港英治下,柏楊訪港,下榻尖東酒店。讀過李怡跟他作的訪問,依稀記得柏楊指着酒店咖啡廳外的行人天橋說:政府沒有責任建造這些天橋,費這些功夫,足見其便民的管治精神。柏楊不知道的是,港英非但建造了天橋,且請來法國藝術家為天橋配襯顏色,替尖東添加姿彩。何文田配水庫球場和那十張長凳也是這麼一回事了:沒有選票壓力,港英本來毋須傷透腦筋地盡其用的;只是出於民胞物與的關愛,管水務的也「多管閒事」建造球場、發展水塘為郊野公園了。
柏楊見到的該是最美好的香港了。大陸易幟,三反、五反、文革……天下大亂、民不聊生。英國也患上左傾幼稚病,煤礦、鐵路、電訊……國有化,陷經濟於困境。偏安一隅,港英既無財力復欠大志,由是自我克制、積極不干預,騰出空間讓香港人發揮本事,各師各法把經濟搞上去。當官的也為瀰漫空氣中積極向上樂觀進取的香港精神感染,紛紛用自己的辦法化腐朽為神奇着實改善香港人的境況。
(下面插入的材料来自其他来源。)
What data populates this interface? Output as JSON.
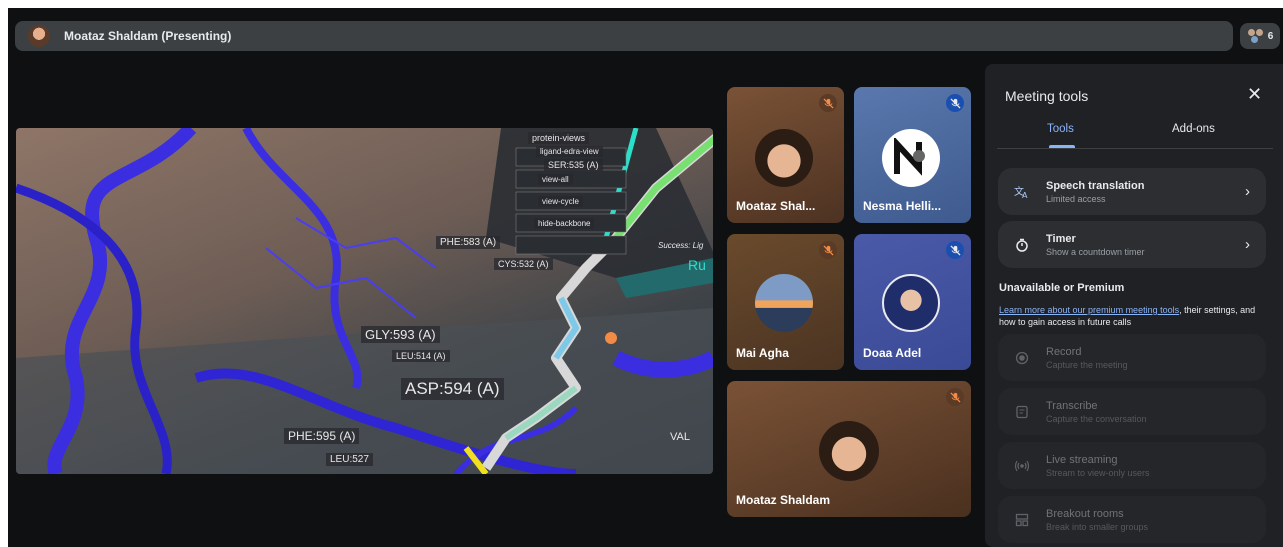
{
  "topbar": {
    "presenter": "Moataz Shaldam (Presenting)",
    "participant_count": "6"
  },
  "shared_screen": {
    "labels": [
      "PHE:583 (A)",
      "CYS:532 (A)",
      "GLY:593 (A)",
      "LEU:514 (A)",
      "ASP:594 (A)",
      "PHE:595 (A)",
      "LEU:527",
      "SER:535 (A)",
      "protein-views",
      "ligand-edra-view",
      "view-all",
      "view-cycle",
      "hide-backbone",
      "Success: Lig",
      "Ru",
      "VAL"
    ]
  },
  "participants": [
    {
      "name": "Moataz Shal...",
      "muted": true
    },
    {
      "name": "Nesma Helli...",
      "muted": true
    },
    {
      "name": "Mai Agha",
      "muted": true
    },
    {
      "name": "Doaa Adel",
      "muted": true
    },
    {
      "name": "Moataz Shaldam",
      "muted": true
    }
  ],
  "panel": {
    "title": "Meeting tools",
    "tabs": [
      {
        "label": "Tools",
        "active": true
      },
      {
        "label": "Add-ons",
        "active": false
      }
    ],
    "tools": [
      {
        "title": "Speech translation",
        "subtitle": "Limited access",
        "icon": "translate-icon"
      },
      {
        "title": "Timer",
        "subtitle": "Show a countdown timer",
        "icon": "timer-icon"
      }
    ],
    "premium_heading": "Unavailable or Premium",
    "premium_link": "Learn more about our premium meeting tools",
    "premium_rest": ", their settings, and how to gain access in future calls",
    "premium_tools": [
      {
        "title": "Record",
        "subtitle": "Capture the meeting",
        "icon": "record-icon"
      },
      {
        "title": "Transcribe",
        "subtitle": "Capture the conversation",
        "icon": "transcribe-icon"
      },
      {
        "title": "Live streaming",
        "subtitle": "Stream to view-only users",
        "icon": "live-stream-icon"
      },
      {
        "title": "Breakout rooms",
        "subtitle": "Break into smaller groups",
        "icon": "breakout-rooms-icon"
      }
    ]
  },
  "colors": {
    "accent": "#8ab4f8",
    "mute_badge_orange": "#f28b45",
    "mute_badge_blue": "#1a73e8"
  }
}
於是荒山野嶺、水塘一一變身為郊野公園、開闢了舉世聞名的麥理浩徑、衍生了到處為人仿效的毅行者活動。那時官民關係融合,政府總部是如假包換的冇掩雞籠;尚在中環返工時我便常常光顧那裏的飯堂祭肚。主權一過渡,這一切都改變了。
董建華上場,二話不說用黑青色的鐵欄重重圍起整個政府山。我感受到的訊息,是當權者決意自絕於人民。自此香港果又政不通人不和矣。董建華腳痛後,有幸見到曾蔭權的政務司司長許仕仁。一心以為歷經八年劫亂,是時候休養生息了;於是不自量力,懇求司長拆掉鐵欄以重建港英治下水乳交融的官民關係。許仕仁拍心口:小事一樁,包在我身上。區區堆填區小民,安知他有更大的茶飯要吃!
鎮壓不能促進官民關係
俱往矣。如今鐵欄也不能叫執權者放心了,要用重重水馬將香港築成圍城。水炮車、裝甲車、真槍實彈武裝起來的三萬警察尚嫌不足,須輸入公安、武警、國安、國保增援。這又是促進官民關係之道麼?人們不忿氣、意難平,一味鐵腕「止暴制亂」便能叫國家安全起來?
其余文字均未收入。